Well, I plan to re-publish Kafka records that my app is consuming to another Kafka topic on another host (internal only). This sort of lets other groups consume data from this topic without having to create connections outside of the private network, since the original data source is a 3rd party vendor. They can then also do their own transformations or other business logic on it as if they were consuming from the original source. Delay from source to re-publish should be minimal. Will still be close to real time.
What I normally do when producing records is not to set a partition by default. Would this be okay when re-publishing records? Will there be conflict with original record partition number to the target topic partition?
How many partitions does your target topic have? Do you have freedom to create as many partitions as the source?
(1) If you can create 1:1 partitions then my suggestion is to retain the original partition number of that record when you publish to the destination topic.

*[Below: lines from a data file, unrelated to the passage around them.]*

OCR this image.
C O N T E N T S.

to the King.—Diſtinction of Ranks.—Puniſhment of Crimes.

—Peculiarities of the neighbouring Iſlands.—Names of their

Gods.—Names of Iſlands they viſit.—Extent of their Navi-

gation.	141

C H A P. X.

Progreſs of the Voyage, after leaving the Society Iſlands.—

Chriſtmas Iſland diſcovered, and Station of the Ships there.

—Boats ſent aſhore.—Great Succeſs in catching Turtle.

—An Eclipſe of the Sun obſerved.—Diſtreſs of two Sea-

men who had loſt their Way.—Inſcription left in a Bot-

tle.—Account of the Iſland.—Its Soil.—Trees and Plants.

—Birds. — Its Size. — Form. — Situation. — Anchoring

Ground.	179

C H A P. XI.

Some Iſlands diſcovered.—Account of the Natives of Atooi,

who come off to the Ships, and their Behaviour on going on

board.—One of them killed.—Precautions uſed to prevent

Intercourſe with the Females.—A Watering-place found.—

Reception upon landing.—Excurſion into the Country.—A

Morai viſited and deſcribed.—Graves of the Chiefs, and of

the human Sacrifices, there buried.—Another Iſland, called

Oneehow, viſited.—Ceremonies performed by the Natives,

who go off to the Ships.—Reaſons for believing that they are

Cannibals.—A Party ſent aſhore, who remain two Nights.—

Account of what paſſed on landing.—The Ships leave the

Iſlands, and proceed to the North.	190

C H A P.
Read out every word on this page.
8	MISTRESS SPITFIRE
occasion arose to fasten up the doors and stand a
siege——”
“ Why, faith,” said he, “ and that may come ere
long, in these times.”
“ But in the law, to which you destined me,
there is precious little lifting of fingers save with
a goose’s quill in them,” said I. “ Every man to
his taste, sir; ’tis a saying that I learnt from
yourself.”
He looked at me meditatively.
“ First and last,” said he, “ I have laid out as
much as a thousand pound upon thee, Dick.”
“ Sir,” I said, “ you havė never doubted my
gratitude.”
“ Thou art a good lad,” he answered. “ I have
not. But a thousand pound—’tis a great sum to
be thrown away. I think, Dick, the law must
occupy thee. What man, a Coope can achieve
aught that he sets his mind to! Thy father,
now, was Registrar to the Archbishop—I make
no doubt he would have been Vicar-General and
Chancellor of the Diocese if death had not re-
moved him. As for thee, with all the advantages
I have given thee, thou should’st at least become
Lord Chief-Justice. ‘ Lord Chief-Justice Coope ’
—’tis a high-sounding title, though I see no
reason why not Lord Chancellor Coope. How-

(2) You can also assign the partition in a round-robin way when you have lesser partitions on your target topic. Save metadata info of that record in the headers, such as original partition assignment and etc. Perhaps that will be useful down the line for your consumers.
(3) Lastly, you can NOT assign a partition number. Instead, let Kafka do the magic for you. When no partitions are set, Kafka will determine the next partition in a round robin method. You can do this with a null value instead of an int for partition number.
Bottom line is that it depends on the project requirements, I suppose, or more so on the infrastructure of your destination Kafka.